Ayat ini mengecualikan ketentuan umum
yang ditegaskan di atas bahwa orang-orang munafik dalam tingkat yang paling
bawah dari neraka. Yang dikecualikan itu adalah yang telah bertaubat dengan
menyesali dan meninggalkan kemunafikan mereka dan telah mengadakan perbaikan
menyangkut amal-amal mereka, antara lain shalat yang selama ini mereka lakukan
dengan malas dan pamrih serta telah berpegang teguh pada agama Allah, yakni
bersungguh-sungguh menghubungkan diri dengan Allah swt. Dan tulus ikhlas
mengerjakan ajaran agama mereka karena Allah. Bukan karena riya.
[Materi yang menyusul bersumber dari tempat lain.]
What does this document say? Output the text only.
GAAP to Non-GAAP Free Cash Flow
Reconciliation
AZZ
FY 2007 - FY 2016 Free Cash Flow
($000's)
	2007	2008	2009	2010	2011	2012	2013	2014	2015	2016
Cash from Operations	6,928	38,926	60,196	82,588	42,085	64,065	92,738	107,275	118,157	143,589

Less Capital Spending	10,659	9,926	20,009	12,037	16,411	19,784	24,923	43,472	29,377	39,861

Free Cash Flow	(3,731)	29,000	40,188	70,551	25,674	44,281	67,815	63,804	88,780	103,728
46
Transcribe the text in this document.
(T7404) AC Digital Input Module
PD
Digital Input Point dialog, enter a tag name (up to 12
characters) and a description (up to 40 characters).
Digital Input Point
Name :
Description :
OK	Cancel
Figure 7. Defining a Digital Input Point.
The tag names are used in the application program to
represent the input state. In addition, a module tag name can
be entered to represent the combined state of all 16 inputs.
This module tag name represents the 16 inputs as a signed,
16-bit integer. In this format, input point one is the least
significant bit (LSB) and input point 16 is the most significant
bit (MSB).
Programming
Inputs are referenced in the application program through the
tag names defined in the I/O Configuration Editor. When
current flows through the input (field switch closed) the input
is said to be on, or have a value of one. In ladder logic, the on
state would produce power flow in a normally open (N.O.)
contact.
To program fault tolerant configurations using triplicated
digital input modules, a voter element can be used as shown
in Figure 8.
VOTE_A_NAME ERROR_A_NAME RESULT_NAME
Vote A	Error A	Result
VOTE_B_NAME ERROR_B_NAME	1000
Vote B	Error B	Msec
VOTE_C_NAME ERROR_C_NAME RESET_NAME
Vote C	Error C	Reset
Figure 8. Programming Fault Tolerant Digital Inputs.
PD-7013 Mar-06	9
Jika mereka
lakukan hal-hal tersebut, maka mereka itu bersama orang-orang mukmin yang
mantap pula iman mereka, dan pasti kelak Allah akan memberikan orang-orang
mukmin pahala yang besar, dan karena itu,bekas orang-orang munafik yang telah
bertaubat akan memeroleh pula hal yang serupa.[1]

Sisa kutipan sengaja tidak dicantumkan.